Главная героиня повести «Женщина мечты» - О-Нами, дочь самурая из провинции, жизнь которого с наступлением эпохи Мэйдзи изменилась не в лучшую сторону. Чтобы поддержать семью, О-Нами сначала становится содержанкой в Нагоя, а затем, когда у ее отца обманом отбирают заработанные дочерью деньги, она перебирается в один из веселых кварталов Токио, район Судзаки. Несмотря на массу препятствий, О-Нами удается открыть свое собственное заведение и перевезти из провинции свою семью. Но все ее жертвы оказываются напрасными: сестра убегает из дома, а отец постоянно задается вопросом о том, зачем он покинул свой дом в провинции.

Действие повести начинается в ноябре, и на протяжении всего повествования настроение остается осенним, грустным, элегическим. Когда О-Нами в сгущающихся сумерках наблюдает за тлеющими углями и ищет в себе силы навестить вдову человека, у которого была на содержании; когда героиня осенним днем проходит мимо дома, в котором родилась, и слышит, как музицирует в его комнатах маленькая девочка; когда она приезжает в Токио осенним дождливым днем; когда смотрит на пустынный парк в районе Судзаки, слушает стрекот насекомых в желтеющей траве и напивается из-за страха, что придется снова остаться без клиентов, - все эти сцены прекрасно передают тоску по минувшему, превращая всю повесть в печальную песнь о скоротечной жизни.

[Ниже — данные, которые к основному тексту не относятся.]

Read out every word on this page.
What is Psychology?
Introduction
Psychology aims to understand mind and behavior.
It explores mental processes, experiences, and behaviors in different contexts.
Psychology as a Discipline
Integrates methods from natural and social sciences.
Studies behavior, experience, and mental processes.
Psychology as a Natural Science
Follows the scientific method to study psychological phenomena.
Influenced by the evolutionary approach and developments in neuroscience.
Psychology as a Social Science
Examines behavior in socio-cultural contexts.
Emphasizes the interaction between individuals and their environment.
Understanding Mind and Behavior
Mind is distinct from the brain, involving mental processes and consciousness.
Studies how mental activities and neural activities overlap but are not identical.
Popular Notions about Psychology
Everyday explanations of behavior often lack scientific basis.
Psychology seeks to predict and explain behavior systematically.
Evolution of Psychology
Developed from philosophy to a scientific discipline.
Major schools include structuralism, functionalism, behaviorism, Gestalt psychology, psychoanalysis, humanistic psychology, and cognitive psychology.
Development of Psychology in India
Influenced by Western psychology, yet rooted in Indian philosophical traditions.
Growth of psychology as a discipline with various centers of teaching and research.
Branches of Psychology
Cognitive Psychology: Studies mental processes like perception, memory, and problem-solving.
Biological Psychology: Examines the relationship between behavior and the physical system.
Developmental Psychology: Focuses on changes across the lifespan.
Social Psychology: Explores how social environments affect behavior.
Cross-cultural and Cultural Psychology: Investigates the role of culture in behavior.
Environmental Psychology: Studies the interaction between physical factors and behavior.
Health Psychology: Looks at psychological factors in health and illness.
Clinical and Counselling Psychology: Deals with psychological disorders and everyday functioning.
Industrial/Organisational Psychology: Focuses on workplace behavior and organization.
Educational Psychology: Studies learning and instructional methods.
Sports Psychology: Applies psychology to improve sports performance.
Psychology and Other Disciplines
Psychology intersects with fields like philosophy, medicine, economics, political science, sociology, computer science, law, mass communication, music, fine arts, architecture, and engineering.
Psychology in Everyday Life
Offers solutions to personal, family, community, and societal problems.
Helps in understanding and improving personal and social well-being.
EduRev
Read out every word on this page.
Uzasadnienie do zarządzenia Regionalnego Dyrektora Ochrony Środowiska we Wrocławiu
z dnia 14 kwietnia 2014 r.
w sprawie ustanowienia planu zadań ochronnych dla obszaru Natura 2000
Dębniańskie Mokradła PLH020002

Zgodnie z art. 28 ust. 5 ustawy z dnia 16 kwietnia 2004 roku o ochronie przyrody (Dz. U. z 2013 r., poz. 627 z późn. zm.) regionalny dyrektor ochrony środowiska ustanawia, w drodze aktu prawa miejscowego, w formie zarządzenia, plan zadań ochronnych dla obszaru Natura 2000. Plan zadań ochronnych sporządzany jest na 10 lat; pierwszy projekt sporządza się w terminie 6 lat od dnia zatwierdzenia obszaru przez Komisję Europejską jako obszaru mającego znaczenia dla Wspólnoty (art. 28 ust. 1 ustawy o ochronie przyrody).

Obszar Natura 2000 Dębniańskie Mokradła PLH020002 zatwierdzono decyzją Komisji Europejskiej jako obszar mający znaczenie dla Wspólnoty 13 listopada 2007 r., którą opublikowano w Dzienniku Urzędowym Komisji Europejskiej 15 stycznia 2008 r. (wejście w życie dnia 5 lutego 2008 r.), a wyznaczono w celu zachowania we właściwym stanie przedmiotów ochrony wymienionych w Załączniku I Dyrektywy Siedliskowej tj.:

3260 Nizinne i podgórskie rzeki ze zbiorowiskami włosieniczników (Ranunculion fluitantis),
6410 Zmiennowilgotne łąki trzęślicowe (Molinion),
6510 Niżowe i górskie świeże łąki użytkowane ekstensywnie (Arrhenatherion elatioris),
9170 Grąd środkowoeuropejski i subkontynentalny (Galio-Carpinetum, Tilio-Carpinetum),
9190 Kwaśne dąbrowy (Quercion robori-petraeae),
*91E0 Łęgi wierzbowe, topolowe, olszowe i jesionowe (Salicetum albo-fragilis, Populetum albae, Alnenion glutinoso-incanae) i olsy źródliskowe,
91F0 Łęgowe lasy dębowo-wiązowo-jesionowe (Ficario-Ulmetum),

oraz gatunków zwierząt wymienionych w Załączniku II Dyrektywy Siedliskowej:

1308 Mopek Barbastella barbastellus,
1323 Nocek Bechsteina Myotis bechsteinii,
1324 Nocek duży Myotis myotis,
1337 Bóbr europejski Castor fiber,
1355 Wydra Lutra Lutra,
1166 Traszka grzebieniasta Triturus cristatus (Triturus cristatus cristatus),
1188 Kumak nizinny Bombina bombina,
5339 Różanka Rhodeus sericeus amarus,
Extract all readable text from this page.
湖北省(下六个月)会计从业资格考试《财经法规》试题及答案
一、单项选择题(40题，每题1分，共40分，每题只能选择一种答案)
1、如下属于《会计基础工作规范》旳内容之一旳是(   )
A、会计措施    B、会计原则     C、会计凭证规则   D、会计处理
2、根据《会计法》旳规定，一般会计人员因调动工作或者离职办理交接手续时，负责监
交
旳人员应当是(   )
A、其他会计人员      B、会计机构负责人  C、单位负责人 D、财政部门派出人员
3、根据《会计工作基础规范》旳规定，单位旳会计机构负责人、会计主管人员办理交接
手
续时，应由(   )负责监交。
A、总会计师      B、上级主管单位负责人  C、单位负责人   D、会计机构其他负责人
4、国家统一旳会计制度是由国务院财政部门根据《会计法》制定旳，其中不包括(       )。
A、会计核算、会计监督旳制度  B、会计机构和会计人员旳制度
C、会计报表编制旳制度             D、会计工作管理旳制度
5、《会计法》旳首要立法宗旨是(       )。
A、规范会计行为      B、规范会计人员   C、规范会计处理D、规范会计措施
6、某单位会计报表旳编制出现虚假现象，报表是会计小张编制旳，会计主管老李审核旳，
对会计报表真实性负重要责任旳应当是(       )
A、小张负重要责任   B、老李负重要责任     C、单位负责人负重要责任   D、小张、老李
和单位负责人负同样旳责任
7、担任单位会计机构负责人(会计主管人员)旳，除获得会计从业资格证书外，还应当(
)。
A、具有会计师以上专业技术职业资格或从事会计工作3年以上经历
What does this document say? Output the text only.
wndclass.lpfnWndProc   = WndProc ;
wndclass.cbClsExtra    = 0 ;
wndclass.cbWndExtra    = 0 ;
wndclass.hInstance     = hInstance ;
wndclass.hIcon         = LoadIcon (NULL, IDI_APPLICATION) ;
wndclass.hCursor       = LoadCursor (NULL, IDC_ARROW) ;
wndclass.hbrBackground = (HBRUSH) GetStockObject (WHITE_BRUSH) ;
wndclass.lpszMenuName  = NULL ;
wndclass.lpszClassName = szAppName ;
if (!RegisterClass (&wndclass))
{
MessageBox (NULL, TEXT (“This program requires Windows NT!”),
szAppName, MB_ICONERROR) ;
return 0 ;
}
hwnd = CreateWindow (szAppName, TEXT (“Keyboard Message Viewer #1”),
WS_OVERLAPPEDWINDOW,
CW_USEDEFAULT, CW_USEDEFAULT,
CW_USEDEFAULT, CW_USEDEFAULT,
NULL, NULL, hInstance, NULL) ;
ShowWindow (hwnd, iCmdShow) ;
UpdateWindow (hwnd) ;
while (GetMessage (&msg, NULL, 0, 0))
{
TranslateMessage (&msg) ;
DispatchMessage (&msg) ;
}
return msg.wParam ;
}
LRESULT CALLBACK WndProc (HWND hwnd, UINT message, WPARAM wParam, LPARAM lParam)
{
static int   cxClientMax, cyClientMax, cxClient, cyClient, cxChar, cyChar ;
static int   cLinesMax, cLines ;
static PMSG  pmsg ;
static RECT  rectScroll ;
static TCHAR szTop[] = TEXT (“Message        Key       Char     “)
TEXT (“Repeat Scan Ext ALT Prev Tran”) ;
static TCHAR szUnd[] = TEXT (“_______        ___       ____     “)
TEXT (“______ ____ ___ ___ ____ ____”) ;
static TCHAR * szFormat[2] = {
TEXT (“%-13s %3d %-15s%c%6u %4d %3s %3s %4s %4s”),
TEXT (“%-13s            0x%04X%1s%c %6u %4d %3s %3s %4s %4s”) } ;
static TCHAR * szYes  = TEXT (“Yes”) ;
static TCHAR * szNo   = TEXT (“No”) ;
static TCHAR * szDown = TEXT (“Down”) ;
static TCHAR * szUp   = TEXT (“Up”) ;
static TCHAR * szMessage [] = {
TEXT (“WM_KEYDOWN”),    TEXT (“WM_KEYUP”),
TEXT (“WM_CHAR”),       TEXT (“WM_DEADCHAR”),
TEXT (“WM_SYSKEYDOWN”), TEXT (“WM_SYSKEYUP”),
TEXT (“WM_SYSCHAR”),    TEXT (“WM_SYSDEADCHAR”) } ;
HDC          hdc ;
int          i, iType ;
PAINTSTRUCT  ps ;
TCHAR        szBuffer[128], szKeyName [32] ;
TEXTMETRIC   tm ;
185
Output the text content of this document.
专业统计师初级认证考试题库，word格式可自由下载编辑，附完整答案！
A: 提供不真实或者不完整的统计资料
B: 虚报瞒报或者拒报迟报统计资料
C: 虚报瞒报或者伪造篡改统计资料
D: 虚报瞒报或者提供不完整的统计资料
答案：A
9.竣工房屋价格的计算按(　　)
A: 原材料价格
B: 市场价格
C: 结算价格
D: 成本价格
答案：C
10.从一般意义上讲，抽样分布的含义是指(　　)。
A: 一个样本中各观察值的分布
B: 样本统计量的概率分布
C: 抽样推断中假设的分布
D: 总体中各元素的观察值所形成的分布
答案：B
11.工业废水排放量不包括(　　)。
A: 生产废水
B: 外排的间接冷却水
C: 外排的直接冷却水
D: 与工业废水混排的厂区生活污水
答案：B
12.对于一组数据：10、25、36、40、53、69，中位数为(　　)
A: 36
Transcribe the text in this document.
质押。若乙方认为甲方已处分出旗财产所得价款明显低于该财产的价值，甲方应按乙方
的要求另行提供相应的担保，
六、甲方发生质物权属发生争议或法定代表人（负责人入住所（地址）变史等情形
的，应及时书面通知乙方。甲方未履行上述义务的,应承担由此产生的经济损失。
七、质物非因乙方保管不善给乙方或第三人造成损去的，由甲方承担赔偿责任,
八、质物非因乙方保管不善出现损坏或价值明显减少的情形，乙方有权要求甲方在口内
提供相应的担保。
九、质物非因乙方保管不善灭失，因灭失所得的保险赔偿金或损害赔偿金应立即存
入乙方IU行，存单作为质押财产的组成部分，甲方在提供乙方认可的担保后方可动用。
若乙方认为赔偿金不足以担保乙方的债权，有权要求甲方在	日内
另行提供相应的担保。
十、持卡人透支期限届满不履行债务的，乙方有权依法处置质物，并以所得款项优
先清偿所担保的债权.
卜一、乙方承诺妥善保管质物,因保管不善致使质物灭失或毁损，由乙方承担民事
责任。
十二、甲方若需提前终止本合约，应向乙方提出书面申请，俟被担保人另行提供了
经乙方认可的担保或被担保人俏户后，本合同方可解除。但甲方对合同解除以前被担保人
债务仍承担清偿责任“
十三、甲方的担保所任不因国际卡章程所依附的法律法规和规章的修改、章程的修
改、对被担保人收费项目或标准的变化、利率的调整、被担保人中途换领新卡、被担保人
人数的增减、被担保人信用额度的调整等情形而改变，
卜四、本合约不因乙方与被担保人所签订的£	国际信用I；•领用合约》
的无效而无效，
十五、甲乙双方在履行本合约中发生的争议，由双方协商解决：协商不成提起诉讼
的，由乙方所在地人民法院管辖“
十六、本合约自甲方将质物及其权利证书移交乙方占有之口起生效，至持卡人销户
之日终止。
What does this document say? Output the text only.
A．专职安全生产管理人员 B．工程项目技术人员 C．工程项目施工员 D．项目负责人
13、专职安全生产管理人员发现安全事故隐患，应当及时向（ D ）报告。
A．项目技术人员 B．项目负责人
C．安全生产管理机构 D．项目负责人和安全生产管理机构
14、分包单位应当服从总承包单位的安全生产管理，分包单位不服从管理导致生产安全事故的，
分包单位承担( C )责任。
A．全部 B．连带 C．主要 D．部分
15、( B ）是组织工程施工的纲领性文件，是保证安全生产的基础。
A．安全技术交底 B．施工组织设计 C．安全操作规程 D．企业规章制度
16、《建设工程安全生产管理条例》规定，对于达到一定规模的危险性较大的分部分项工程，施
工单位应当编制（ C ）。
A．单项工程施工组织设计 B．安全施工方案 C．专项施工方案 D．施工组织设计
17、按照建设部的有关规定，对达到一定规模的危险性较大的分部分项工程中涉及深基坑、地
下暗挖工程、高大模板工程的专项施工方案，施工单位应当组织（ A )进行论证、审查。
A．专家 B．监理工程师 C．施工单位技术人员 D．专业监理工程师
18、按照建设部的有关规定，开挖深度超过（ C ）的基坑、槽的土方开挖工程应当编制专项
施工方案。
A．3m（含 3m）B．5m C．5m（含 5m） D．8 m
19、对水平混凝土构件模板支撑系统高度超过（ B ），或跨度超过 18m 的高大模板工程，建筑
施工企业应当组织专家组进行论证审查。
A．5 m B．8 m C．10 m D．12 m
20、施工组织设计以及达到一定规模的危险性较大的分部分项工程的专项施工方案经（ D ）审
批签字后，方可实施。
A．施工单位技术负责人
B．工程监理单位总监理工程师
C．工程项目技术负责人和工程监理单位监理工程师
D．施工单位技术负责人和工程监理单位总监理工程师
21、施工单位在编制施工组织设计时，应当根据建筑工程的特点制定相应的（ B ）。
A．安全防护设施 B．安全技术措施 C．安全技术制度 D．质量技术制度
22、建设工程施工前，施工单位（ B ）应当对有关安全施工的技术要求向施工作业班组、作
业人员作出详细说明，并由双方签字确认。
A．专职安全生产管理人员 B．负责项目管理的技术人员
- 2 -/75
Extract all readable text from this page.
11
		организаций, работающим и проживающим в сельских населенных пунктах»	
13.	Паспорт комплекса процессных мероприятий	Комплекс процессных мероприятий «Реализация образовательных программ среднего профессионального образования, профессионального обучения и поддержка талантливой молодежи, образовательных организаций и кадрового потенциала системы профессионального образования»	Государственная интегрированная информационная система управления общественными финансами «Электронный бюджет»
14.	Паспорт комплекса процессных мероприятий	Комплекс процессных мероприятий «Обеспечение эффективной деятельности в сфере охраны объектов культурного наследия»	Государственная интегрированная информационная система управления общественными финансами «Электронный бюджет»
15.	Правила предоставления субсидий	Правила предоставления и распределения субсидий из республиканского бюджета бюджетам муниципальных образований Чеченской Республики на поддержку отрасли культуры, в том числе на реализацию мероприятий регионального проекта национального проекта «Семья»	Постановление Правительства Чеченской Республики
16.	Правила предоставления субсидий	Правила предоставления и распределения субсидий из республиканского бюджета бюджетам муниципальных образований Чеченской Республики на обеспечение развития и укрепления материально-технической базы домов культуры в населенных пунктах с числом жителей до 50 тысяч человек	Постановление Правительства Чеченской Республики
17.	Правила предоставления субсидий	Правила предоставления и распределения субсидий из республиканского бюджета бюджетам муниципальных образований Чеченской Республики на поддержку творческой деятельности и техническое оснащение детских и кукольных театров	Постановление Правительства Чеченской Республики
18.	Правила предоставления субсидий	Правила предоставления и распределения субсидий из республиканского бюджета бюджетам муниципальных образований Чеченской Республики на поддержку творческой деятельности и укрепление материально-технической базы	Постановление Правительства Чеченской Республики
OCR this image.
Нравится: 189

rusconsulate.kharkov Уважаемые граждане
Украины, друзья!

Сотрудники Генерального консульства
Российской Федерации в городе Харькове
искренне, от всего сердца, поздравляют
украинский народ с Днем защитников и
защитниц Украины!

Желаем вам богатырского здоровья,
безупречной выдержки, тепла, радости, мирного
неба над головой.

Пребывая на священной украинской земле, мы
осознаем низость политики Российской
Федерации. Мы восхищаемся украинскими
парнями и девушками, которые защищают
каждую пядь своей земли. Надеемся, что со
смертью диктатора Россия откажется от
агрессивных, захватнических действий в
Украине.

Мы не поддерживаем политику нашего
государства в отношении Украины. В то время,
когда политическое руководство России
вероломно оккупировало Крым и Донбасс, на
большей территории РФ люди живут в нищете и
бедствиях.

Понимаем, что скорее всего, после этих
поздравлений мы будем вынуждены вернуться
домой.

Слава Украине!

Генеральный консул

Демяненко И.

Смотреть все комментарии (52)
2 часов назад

Кавабата Ясунари в знаменитом дзуйхицу «Красотой Японии рожденный» («Уцукусий Нихон-но ватакуси», 1969) так трактует характерные для японской традиции описания природы: «Слова «снег, луна, цветы» - о красоте сменяющих друг друга четырех времен года - по японской традиции олицетворяют красоту вообще: гор, рек, трав, деревьев, бесконечных явлений природы и красоту человеческих чувств»7. У Кафу описания природы, смены сезонов гармонируют с душевным состоянием героини повести «Женщина мечты». Осенние и зимние пейзажи окрашены величественной печалью, в них отражается печаль самой О-Нами.

Жизнь героини протекает на фоне осенних пейзажей, холодных домов, среди беспомощных, неспособных любить людей. Она совершенно одинока во враждебном ей мире. В повести «Женщина мечты» Кафу грустит не только о прошедшей впустую жизни героини, он открывает этой повестью череду произведений, в которых тоска автора по гибнущей культуре и умирающему старому городу будет переплетаться с грустью о трагической судьбе героев.

«Женщине мечты» чужд несколько натянутый мелодраматизм, присущий первым произведениям Кафу. М. Харбисон считает, что «причина того, что

гейши и содержанки стали главными героинями произведений Нагаи Кафу, является не столько сочувствие писателя несчастьям этих женщин, сколько его восхищение схожими образами, появившимися в творчестве выдающихся представителей европейского натурализма и литературы эпохи Эдо»8.

По мнению Дж. Т. Раймера, «повесть «Женщина мечты», скорее, одновременно напоминает роман Ги де Мопассана «Жизнь» и повесть Сайкаку «История любовных похождений одинокой женщины»»9. Кафу, как и Сайкаку, описывает не только мир веселых кварталов и жизнь их обитательниц, но и полную истинного трагизма судьбу одной из этих женщин. Писатель воплощает в их образах силу характера, стремление к личной свободе, способность бороться за свое счастье.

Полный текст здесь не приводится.